CSC 9010: Natural Language Processing
Spring, 2005, Thurs, 6:15-9:00
Dr. Mary-Angela Papalaskari
Dr. Paula Matuszek
Homework 5: N-Grams
Due Feb 24, 6:15PM.
Complete exercise 6.4, pages 232-233 in the text, using the NLTK.
In other words:
You will probably also want to include some utilities to help you answer the questions, such as printing out the most common bigrams, the total # of unigrams and bigrams, etc.
You can ignore smoothing.
- Identify two small corpora of (hopefully stylistically different) text.
- Calculate unigram and bigram frequencies. (Tutorial 3 shows how to do this.)
- Normalize the bigram table as shown by equation 6.11 in the text.
- Compare the bigram stats for your two corpora, answering the questions on p.233.

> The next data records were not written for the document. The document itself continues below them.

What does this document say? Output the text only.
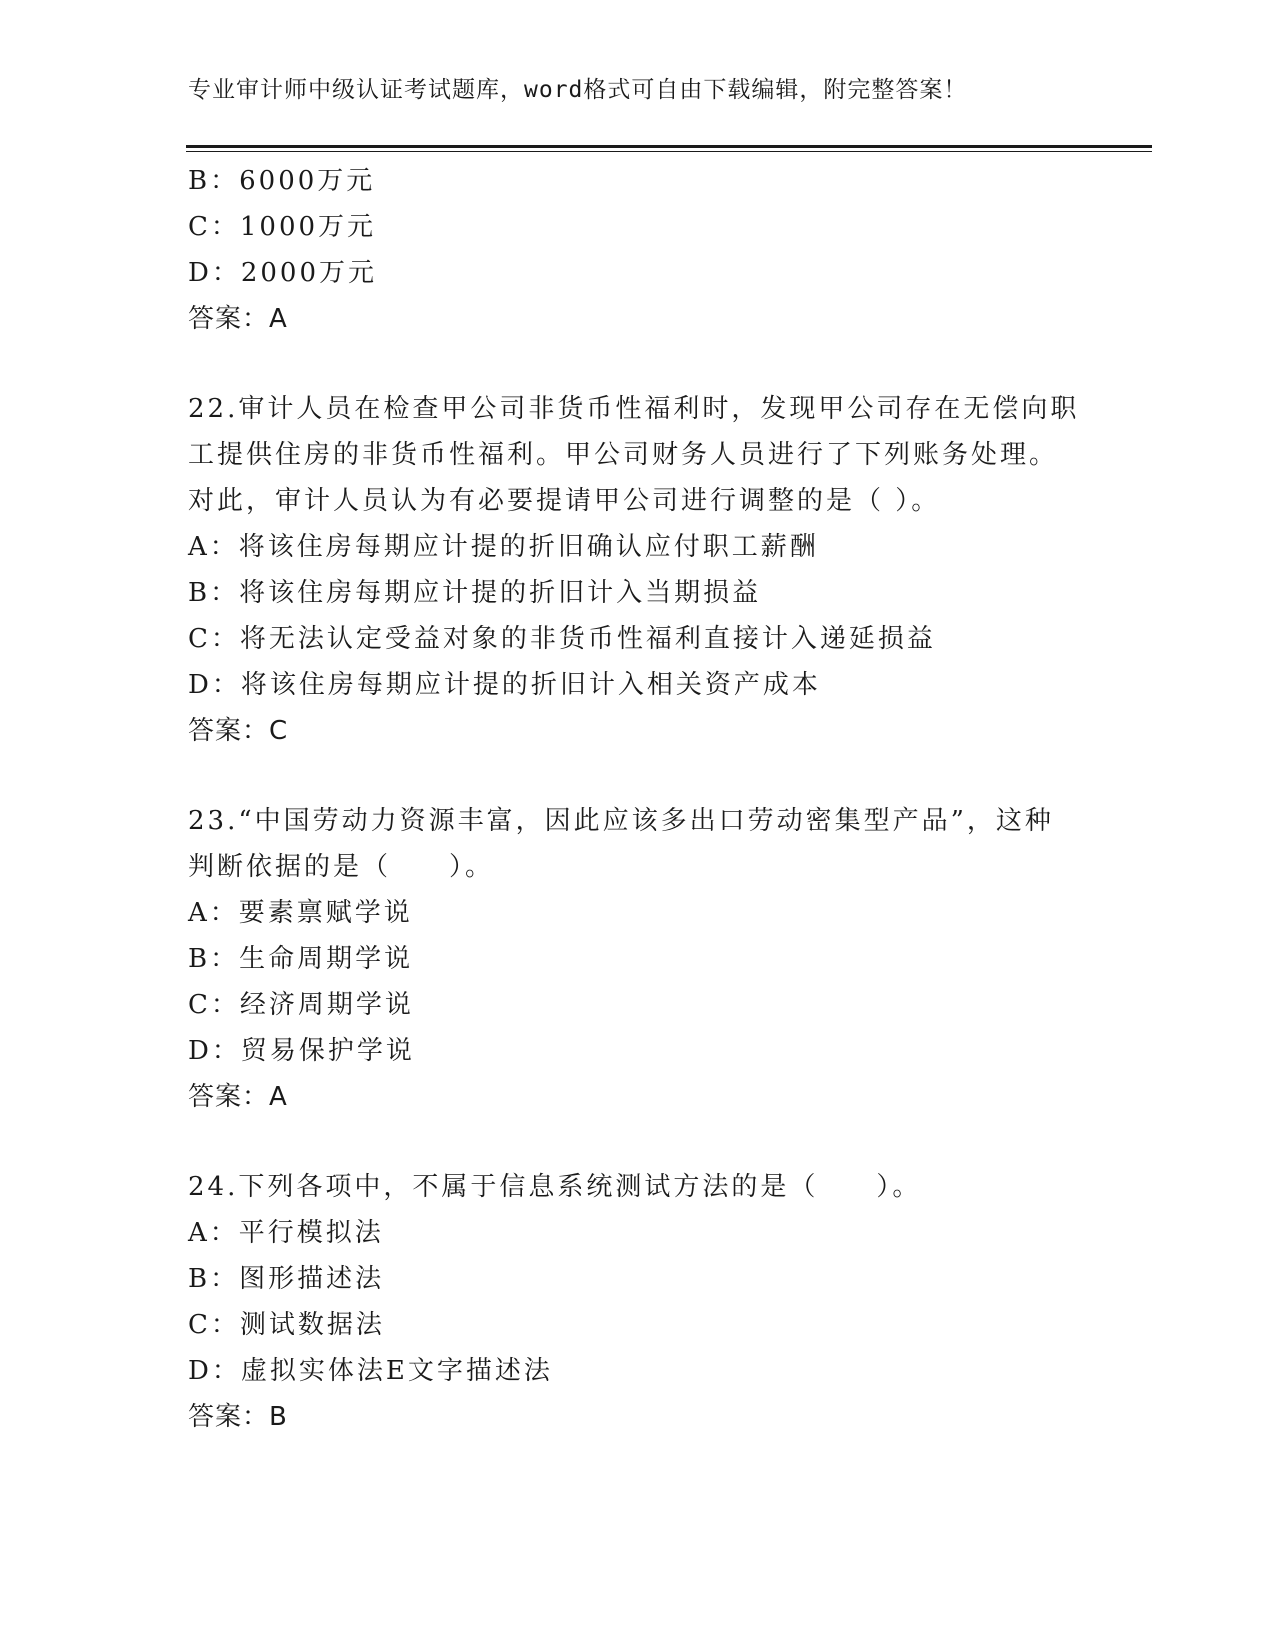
专业审计师中级认证考试题库，word格式可自由下载编辑，附完整答案！
B：6000万元
C：1000万元
D：2000万元
答案：A
22.审计人员在检查甲公司非货币性福利时，发现甲公司存在无偿向职
工提供住房的非货币性福利。甲公司财务人员进行了下列账务处理。
对此，审计人员认为有必要提请甲公司进行调整的是（ ）。
A：将该住房每期应计提的折旧确认应付职工薪酬
B：将该住房每期应计提的折旧计入当期损益
C：将无法认定受益对象的非货币性福利直接计入递延损益
D：将该住房每期应计提的折旧计入相关资产成本
答案：C
23.“中国劳动力资源丰富，因此应该多出口劳动密集型产品”，这种
判断依据的是（　　）。
A：要素禀赋学说
B：生命周期学说
C：经济周期学说
D：贸易保护学说
答案：A
24.下列各项中，不属于信息系统测试方法的是（　　）。
A：平行模拟法
B：图形描述法
C：测试数据法
D：虚拟实体法E文字描述法
答案：B
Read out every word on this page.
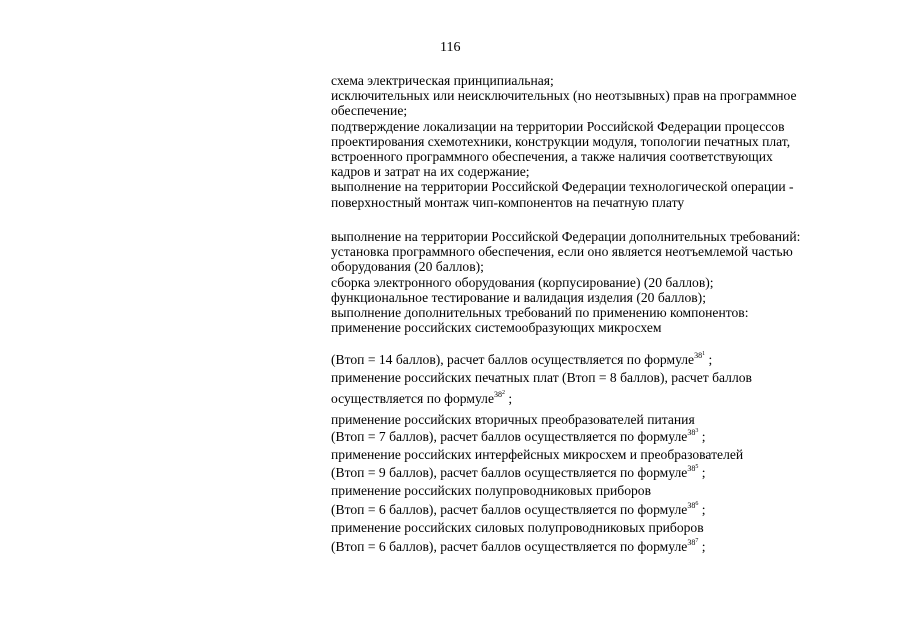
116
схема электрическая принципиальная;
исключительных или неисключительных (но неотзывных) прав на программное
обеспечение;
подтверждение локализации на территории Российской Федерации процессов
проектирования схемотехники, конструкции модуля, топологии печатных плат,
встроенного программного обеспечения, а также наличия соответствующих
кадров и затрат на их содержание;
выполнение на территории Российской Федерации технологической операции -
поверхностный монтаж чип-компонентов на печатную плату
выполнение на территории Российской Федерации дополнительных требований:
установка программного обеспечения, если оно является неотъемлемой частью
оборудования (20 баллов);
сборка электронного оборудования (корпусирование) (20 баллов);
функциональное тестирование и валидация изделия (20 баллов);
выполнение дополнительных требований по применению компонентов:
применение российских системообразующих микросхем
(Втоп = 14 баллов), расчет баллов осуществляется по формуле$^{38^1}$ ;
применение российских печатных плат (Втоп = 8 баллов), расчет баллов
осуществляется по формуле$^{38^2}$ ;
применение российских вторичных преобразователей питания
(Втоп = 7 баллов), расчет баллов осуществляется по формуле$^{38^3}$ ;
применение российских интерфейсных микросхем и преобразователей
(Втоп = 9 баллов), расчет баллов осуществляется по формуле$^{38^5}$ ;
применение российских полупроводниковых приборов
(Втоп = 6 баллов), расчет баллов осуществляется по формуле$^{38^6}$ ;
применение российских силовых полупроводниковых приборов
(Втоп = 6 баллов), расчет баллов осуществляется по формуле$^{38^7}$ ;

Some possible sources of text to process:
- The Gutenberg Project: www.gutenberg.org.
More than 13,000 public-domain books in many subjects and languages.
- The Baen Webscription Free Books: www.webscription.org/free.
Several dozen science fiction and fantasy novels by various authors.
- Google Groups: groups-beta.google.com.
News groups on topics ranging from artificial inelligence to zippo.
- And of course, the corpora from the NLTK data.